One of the taxa of which specific diversity remains poorly recognized is Cranichis described in the end of XVIII century (Swartz 1788). The nominal species, C. muscosa Sw., was selected over 150 years after the formal description (Acuña 1939). The taxonomic position of the genus in Orchidaceae is not questioned. While in the older classification systems (Pfitzer 1889; Bentham and Hooker 1862–1863; Dressler and Dodson 1960), Cranichis was placed in a broadly defined tribe Neottieae, currently it is recognized as a member of subtribe Cranichidinae in Cranichideae (Dressler 1981, 1993; Szlachetko 1995; Szlachetko and Rutkowski 2000; Chase et al. 2003). Nevertheless, Dressler (1981, 1993) and Szlachetko (1995) considered Cranichideae as a tribe of subfamily Spiranthoideae based on their morphological characters, while the molecular taxonomists (Chase et al. 2003; Salazar et al. 2003) placed it in Orchidoideae.

The aim of this study was to evaluate the morphological differences between Cranichis and allied genera segregated from this taxon in the recent years: Exalaria Garay and Romero, Ocampoa A. Rich. and Gal. and Pseudocranichis Garay. In addition, the results of the revision of Colombian representatives of Cranichis s.s. are presented and a key to the national species is provided.

Materials and methods

In total about 1,000 herbarium specimens of Cranichis and related genera were revised. The material was studied in or borrowed from the following institutions: AAU, AMES, AMO, B, BM, C, CAS, CAY, CICY, COL, CUVC, E, ENCB, F, FLAS, G, GB, HAJB, HB, HEID, HPUJ, HUA, HURP, INB, JAUM, K, L, LE, LINN, M, MA, MEXU, MO, MOL, NY, P, QCA, QCNE, QPLS, RENZ, RPSC, S, SEL, TEFH, TULV, U, UC, UGDA, UPRRP, US, USJ, USM, VALLE, VEN and W.

Dried herbarium specimens were examined according to the standard procedures. Every studied sheet was photographed and the data from the labels were taken. Both vegetative and generative characters of each plant were studied. The shape and size of the leaves were examined first, then the arrangement of the inflorescence and the shape and size of the floral bracts and ovary. The morphology of flower and the surface of its elements were examined after softened in boiling water. The stereomicroscope was used to make observations of the perianth parts and their measurements.

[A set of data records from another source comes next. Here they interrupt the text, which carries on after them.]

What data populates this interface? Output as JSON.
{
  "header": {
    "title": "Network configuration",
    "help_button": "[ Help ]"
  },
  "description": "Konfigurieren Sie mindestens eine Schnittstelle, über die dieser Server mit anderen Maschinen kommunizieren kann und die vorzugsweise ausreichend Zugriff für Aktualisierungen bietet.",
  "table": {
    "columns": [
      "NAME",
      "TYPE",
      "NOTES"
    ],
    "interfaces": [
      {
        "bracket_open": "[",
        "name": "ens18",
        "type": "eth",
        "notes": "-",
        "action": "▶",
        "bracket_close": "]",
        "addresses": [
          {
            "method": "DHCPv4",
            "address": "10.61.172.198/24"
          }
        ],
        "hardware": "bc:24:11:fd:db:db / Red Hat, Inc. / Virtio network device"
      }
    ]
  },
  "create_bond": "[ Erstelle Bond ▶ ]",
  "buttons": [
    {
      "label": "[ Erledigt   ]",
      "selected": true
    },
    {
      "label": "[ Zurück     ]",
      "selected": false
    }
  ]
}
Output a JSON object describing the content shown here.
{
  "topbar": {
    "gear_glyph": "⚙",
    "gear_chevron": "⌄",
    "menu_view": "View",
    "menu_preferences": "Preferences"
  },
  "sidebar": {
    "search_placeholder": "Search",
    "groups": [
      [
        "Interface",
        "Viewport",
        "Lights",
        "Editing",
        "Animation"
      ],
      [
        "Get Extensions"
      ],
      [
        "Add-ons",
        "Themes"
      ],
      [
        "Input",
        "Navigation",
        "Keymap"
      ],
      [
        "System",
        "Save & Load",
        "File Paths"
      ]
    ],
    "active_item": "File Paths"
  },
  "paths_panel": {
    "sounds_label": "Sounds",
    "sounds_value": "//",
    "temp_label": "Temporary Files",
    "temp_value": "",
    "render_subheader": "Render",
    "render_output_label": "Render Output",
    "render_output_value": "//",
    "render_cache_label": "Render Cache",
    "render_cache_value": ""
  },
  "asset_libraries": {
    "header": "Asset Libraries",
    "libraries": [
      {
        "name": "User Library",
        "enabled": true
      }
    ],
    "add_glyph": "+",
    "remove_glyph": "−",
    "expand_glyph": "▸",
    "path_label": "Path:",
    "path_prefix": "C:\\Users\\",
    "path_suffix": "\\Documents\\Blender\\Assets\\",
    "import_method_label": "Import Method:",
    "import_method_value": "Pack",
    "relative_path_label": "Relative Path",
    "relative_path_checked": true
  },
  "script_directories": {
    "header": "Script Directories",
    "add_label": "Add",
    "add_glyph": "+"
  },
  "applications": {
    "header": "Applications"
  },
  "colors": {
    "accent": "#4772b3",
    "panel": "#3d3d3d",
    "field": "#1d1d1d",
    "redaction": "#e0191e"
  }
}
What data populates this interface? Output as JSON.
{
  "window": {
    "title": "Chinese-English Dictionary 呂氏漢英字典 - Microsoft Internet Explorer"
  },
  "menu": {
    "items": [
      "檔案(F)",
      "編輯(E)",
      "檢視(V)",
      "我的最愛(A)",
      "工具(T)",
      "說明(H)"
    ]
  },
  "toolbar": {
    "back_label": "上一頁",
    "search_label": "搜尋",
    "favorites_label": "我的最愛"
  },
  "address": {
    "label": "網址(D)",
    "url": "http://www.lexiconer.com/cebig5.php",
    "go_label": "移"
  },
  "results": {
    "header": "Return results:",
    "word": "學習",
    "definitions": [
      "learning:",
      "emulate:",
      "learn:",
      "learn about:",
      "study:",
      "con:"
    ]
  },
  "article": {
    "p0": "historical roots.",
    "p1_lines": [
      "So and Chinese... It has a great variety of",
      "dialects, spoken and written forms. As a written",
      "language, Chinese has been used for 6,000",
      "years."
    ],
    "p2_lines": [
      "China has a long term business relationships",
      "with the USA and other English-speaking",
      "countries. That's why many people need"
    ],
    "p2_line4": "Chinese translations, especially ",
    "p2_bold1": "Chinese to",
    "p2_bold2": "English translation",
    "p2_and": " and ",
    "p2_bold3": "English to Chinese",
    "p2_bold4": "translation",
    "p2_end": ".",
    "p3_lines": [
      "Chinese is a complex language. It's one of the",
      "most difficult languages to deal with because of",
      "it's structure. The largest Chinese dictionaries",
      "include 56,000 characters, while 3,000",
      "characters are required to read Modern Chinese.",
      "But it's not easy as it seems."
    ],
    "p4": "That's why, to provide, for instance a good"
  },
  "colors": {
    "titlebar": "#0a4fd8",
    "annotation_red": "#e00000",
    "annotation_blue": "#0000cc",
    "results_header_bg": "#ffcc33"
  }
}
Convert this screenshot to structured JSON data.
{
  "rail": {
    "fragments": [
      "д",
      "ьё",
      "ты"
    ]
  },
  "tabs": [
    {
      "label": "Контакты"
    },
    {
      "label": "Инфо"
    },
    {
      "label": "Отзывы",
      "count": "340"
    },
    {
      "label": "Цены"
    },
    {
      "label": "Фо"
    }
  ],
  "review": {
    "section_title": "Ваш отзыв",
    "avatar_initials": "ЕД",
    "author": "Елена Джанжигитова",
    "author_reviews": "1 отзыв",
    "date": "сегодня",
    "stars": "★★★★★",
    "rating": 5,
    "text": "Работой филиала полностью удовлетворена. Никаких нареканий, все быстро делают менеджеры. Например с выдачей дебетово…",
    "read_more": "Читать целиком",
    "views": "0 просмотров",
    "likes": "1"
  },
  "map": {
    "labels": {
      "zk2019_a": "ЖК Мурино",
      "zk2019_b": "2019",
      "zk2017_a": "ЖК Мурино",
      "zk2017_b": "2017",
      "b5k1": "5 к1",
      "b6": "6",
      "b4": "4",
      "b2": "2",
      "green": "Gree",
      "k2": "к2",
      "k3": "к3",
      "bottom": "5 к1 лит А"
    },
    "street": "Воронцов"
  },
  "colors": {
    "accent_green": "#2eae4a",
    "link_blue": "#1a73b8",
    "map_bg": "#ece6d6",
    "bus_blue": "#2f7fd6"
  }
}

Acronyms for herbaria cited in this paper followed Index Herbariorum (Thiers continuously updated). The CorelDraw v.12 software was used for the preparation of the distribution maps.

Classification of cranichid orchids

Cranichidinae sensu Dressler (1981) comprises 15 genera grouped in two alliances corresponding more or less with his later subtribes Prescottinae and Cranichidinae s.str. (Dressler 1993). Both subtribes differ considerably one from another in the gynostemium and pollinia structure. Prescottinae are characterized by large, bi-winged clinandrium, completely covering the sides and back of the anther, or occasionally vestigial. Stigma is entire to separately bilobed, with lateral lobes well developed to rudimentary and rostellum is shelf-like, soft, thin, erect, obtuse or truncate at the apex. Pollinia in orchids of this group are soft and powdery. Cranichidinae s.str. can be determined as having clinandrium usually stretched between the filament and the apical margin of the stigma, usually detached from the anther. Stigma is horizontal, transversely elliptic to gibbous, deeply concave, and formed of the lateral lobes of the stigma. The prominent rostellum is usually digitate, fleshy, erect, and acute. Pollinia are relatively hard, formed of compact pollen grains.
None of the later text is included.